Савелов-средний считался никчемным мужиком, попавшим под каблук жены и без стыда и совести забывшим свою родню, но он все-таки пришел на этот полурадостный-полугорький вечер, то ли встречу, то ли проводы, и Савелов-старший, чинно, в белой рубахе и синих парадных брюках сидящий за столом, не поддевал его как обычно, доводя до истерики жену Савелова-среднего, крупную, дебелую тетю Мотю, а Савелов-младший, уже отжалевший Савелова-старшего, весь в светлых планах на будущее, тянулся к крепкому брату, восторгаясь его основательностью, спокойствием и ровным течением жизни, думая и свою жизнь строить так же прочно и неспешно, еще не сознаваясь себе, но уже презирая всех неудачников и безжалостно относя к их числу Савелова-старшего.
С Савелова-старшего уже взяли подписку о невыезде, участковый Прохорюк сидел тут же, за столом, обмахивался поданным ему персональным полотенцем, похрустывал огурцами, причмокивал, багровел шеей с упруго ходящим под пуговицей форменной рубашки кадыком и, повторяя после каждой рюмки: «Ничо, ничо, сосед, всяко быват, быват...», снова хрустел, тянулся к тарелкам, подмигивал теть Моте, и та фыркала, а Савелов-средний молчал, словно не ловил жену и Прохорюка на задворках своего огорода в непотребном виде... Теть Зина суетилась, подавая закуски, меняя бутылки с самогоном, шепча теть Моте в ухо, прикрытое кудряшками: «Ты уж поговори, выручи», и та недовольно кивала, снисходительно поглядывая сразу на всех троих: Савелова-старшего, мужа и Прохорюка. «Век не забуду», – шептала теть Зина и садилась рядышком с мужем, прижималась к нему, еле сдерживая слезы, подкладывала на тарелку все новые и новые закуски, хотела даже покормить Савелова-старшего сама, как кормила с ложечки телят и другую беззащитную животину, но вовремя спохватывалась и говорила невпопад: «Кушайте, кушайте, гости дорогие...».
– Ты, это, Миша, не скорби, – сказал Савелов-средний. – Чего ж, не поможем, что ли?.. Поможем.

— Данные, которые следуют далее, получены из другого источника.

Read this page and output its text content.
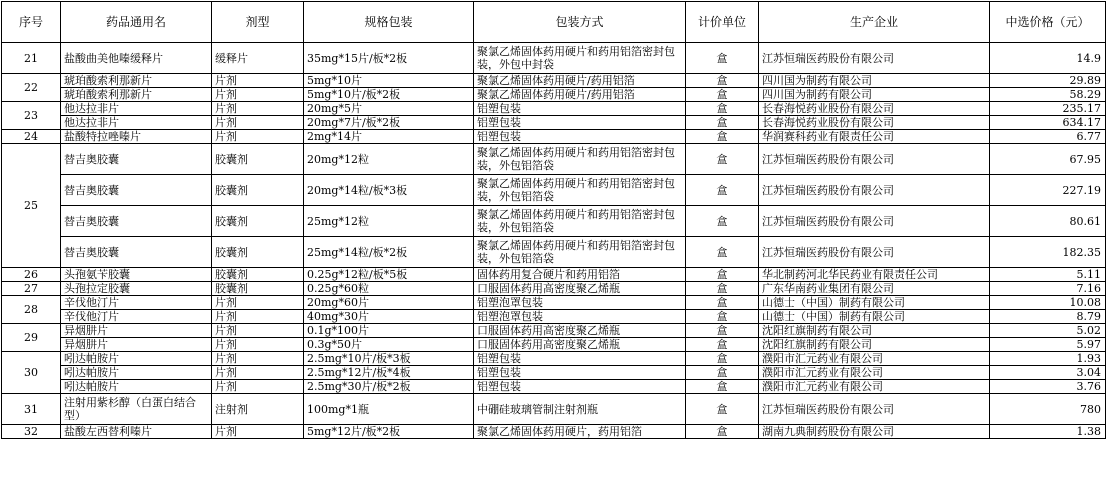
序号	药品通用名	剂型	规格包装	包装方式	计价单位	生产企业	中选价格（元）
21	盐酸曲美他嗪缓释片	缓释片	35mg*15片/板*2板	聚氯乙烯固体药用硬片和药用铝箔密封包装，外包中封袋	盒	江苏恒瑞医药股份有限公司	14.9
22	琥珀酸索利那新片	片剂	5mg*10片	聚氯乙烯固体药用硬片/药用铝箔	盒	四川国为制药有限公司	29.89
	琥珀酸索利那新片	片剂	5mg*10片/板*2板	聚氯乙烯固体药用硬片/药用铝箔	盒	四川国为制药有限公司	58.29
23	他达拉非片	片剂	20mg*5片	铝塑包装	盒	长春海悦药业股份有限公司	235.17
	他达拉非片	片剂	20mg*7片/板*2板	铝塑包装	盒	长春海悦药业股份有限公司	634.17
24	盐酸特拉唑嗪片	片剂	2mg*14片	铝塑包装	盒	华润赛科药业有限责任公司	6.77
25	替吉奥胶囊	胶囊剂	20mg*12粒	聚氯乙烯固体药用硬片和药用铝箔密封包装，外包铝箔袋	盒	江苏恒瑞医药股份有限公司	67.95
	替吉奥胶囊	胶囊剂	20mg*14粒/板*3板	聚氯乙烯固体药用硬片和药用铝箔密封包装，外包铝箔袋	盒	江苏恒瑞医药股份有限公司	227.19
	替吉奥胶囊	胶囊剂	25mg*12粒	聚氯乙烯固体药用硬片和药用铝箔密封包装，外包铝箔袋	盒	江苏恒瑞医药股份有限公司	80.61
	替吉奥胶囊	胶囊剂	25mg*14粒/板*2板	聚氯乙烯固体药用硬片和药用铝箔密封包装，外包铝箔袋	盒	江苏恒瑞医药股份有限公司	182.35
26	头孢氨苄胶囊	胶囊剂	0.25g*12粒/板*5板	固体药用复合硬片和药用铝箔	盒	华北制药河北华民药业有限责任公司	5.11
27	头孢拉定胶囊	胶囊剂	0.25g*60粒	口服固体药用高密度聚乙烯瓶	盒	广东华南药业集团有限公司	7.16
28	辛伐他汀片	片剂	20mg*60片	铝塑泡罩包装	盒	山德士（中国）制药有限公司	10.08
	辛伐他汀片	片剂	40mg*30片	铝塑泡罩包装	盒	山德士（中国）制药有限公司	8.79
29	异烟肼片	片剂	0.1g*100片	口服固体药用高密度聚乙烯瓶	盒	沈阳红旗制药有限公司	5.02
	异烟肼片	片剂	0.3g*50片	口服固体药用高密度聚乙烯瓶	盒	沈阳红旗制药有限公司	5.97
30	吲达帕胺片	片剂	2.5mg*10片/板*3板	铝塑包装	盒	濮阳市汇元药业有限公司	1.93
	吲达帕胺片	片剂	2.5mg*12片/板*4板	铝塑包装	盒	濮阳市汇元药业有限公司	3.04
	吲达帕胺片	片剂	2.5mg*30片/板*2板	铝塑包装	盒	濮阳市汇元药业有限公司	3.76
31	注射用紫杉醇（白蛋白结合型）	注射剂	100mg*1瓶	中硼硅玻璃管制注射剂瓶	盒	江苏恒瑞医药股份有限公司	780
32	盐酸左西替利嗪片	片剂	5mg*12片/板*2板	聚氯乙烯固体药用硬片，药用铝箔	盒	湖南九典制药股份有限公司	1.38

Пару посылок зимой мы тебе с Мотей соберем. Сальца там с кабанчика, картохи...
– А и можно, – поддакнула тетя Мотя. – Родня ж...
– Ну, нашли тему. – Савелов-младший разлил самогон, стукнул своей рюмкой рюмку Савелова-среднего. – Не на похоронах же, братки...
– И то правда, – закивал Прохорюк. – Закон – он справедлив, зазря не накажет... Ну, Павел-вояка, а?.. Слышь-ка, а то иди к нам, я с майором поговорю...
– Подумаю, – заулыбался Савелов-младший. – Отосплюсь недельку, а там видать будет.
Стукнула калитка, чуть слышно, тайно, словно тот, кто входил, не хотел, чтобы его видели, и никто не услышал ее стука, кроме меня, потому, что я остался на улице с той стороны, а Галя вошла во двор, поднялась на крыльцо, сказала: «Здрасьте», – и за столом оживились, задвигали табуреты. – «Пап, мамка тебя искала, ты чегой-то рассиделся».
– О, дочка моя, – сказал Прохорюк. – Скажи, приду. Вот по-суседски встречу вояку и приду.
Она еще спускалась по крылечку, осторожно примеряясь к ступенькам, ночь со света казалась непроглядной, – когда вслед донесся вопрос Савелова-младшего и громкий голос Прохорюка:
– Эт точно, красавица... Вот тебе и невеста, а? По-суседски...
И опять тихий голос Савелова-младшего и громкий – Прохорюка:
– Есть один, да женилка у него не выросла.
Савелов-младший засмеялся, зашлась толстая тетя Мотя и Савелов-средний сдержанно захихикал, Галя уже открывала калитку, она все слышала, потому что и я все слышал, ожидая ее, она уже была рядом, но я рванулся от нее, побежал по улице, сжимая кулаки и ненавидя всех на свете.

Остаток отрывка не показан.